There is something called schema validation. We are going to use that, but instead of using an actual JsonSchema, we use a query expression instead.
> db.runCommand({
// We modify an existing collection named "validate"...
collMod:"validate",
// ...adding a validator...
"validator":{
// ...ensuring that documents are only considered valid if
// the value of field A is not equal the value of field B
$expr:{$ne:["$A","$B"]}}
}
)
{ "ok" : 1 }
Let us put that to a test:
> db.validate.insert({"A":"foo","B":"bar"})
WriteResult({ "nInserted" : 1 })
> db.validate.insert({"A":"foo","B":"foo"})
WriteResult({
"nInserted" : 0,
"writeError" : {
"code" : 121,
"errmsg" : "Document failed validation"
}
})
Yay, looks good so far, doesn't it? Except, there is a caveat:
> db.validate.insert({"A":"foo","B":"foo "})
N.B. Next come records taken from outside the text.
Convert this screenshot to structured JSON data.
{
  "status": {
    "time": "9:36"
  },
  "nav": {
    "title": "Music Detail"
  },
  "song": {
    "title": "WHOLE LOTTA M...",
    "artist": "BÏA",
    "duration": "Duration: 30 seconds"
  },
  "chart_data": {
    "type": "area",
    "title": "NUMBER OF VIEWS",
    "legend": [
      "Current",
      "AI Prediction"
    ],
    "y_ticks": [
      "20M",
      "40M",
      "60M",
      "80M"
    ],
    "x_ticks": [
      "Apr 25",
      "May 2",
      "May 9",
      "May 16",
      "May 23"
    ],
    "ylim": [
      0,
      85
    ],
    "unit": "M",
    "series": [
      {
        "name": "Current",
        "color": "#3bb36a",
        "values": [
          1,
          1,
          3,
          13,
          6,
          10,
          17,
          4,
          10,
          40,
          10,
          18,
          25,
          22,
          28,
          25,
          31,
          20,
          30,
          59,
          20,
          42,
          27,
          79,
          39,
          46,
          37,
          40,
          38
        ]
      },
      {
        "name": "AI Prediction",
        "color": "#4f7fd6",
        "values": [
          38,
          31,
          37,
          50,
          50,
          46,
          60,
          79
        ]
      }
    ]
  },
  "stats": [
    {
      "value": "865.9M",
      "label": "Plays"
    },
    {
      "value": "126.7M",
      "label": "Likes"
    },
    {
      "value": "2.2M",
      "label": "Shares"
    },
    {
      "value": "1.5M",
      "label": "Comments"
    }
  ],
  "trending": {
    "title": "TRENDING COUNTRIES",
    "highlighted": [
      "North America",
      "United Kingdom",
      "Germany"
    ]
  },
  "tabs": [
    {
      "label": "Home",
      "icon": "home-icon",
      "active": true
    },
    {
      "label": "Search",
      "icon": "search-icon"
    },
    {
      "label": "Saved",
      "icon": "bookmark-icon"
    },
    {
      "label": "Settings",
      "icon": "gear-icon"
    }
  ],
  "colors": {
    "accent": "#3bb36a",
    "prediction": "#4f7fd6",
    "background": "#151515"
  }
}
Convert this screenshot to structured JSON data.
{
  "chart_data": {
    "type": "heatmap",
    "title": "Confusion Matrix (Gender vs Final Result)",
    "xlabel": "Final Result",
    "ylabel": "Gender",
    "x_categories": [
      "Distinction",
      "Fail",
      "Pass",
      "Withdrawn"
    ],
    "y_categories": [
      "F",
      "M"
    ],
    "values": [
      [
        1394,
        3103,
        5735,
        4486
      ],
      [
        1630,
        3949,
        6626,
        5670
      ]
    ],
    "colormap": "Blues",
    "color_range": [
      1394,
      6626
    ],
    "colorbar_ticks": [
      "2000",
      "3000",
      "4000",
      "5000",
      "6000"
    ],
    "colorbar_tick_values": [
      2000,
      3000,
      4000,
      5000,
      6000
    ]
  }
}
WriteResult({ "nInserted" : 1 })
A simple whitespace can actually beat our little equality check. So obviously we need to expand our validator:
db.runCommand({collMod:"validate","validator":{$and:[
// Both A and B must not have leading or trailing white space.
{"A":{$regex:/^\w+$/}},
{"B":{$regex:/^\w+$/}},
// As before.
{$expr:{$ne:["$A","$B"]}}
]}})
So, let us recheck:
db.validate.deleteMany({})
{ "acknowledged" : true, "deletedCount" : 2 }
> db.validate.insert({"A":"foo","B":"bar"})
WriteResult({ "nInserted" : 1 })
> db.validate.insert({"A":"foo","B":"bar "})
WriteResult({
"nInserted" : 0,
"writeError" : {
"code" : 121,
"errmsg" : "Document failed validation"
}
})
> db.validate.insert({"A":"foo","B":"foo"})
WriteResult({
"nInserted" : 0,
"writeError" : {
"code" : 121,
"errmsg" : "Document failed validation"
}
})
Seems to work. However, there is no way for the user to find out why the document validation failed. If you can live with that, you have your solution.
Personally, I'd rather implement a dedicated CLI tool doing the modifications, validating the input beforehand. Data modifications for production databases should not use the DBMS CLI.
Furthermore, there are use case related questions open: is "foo" equal "Foo" and "FOO"? And if that is the case, are A and B equal when A holds "fOo" and B holds "foO"? And so on and so forth.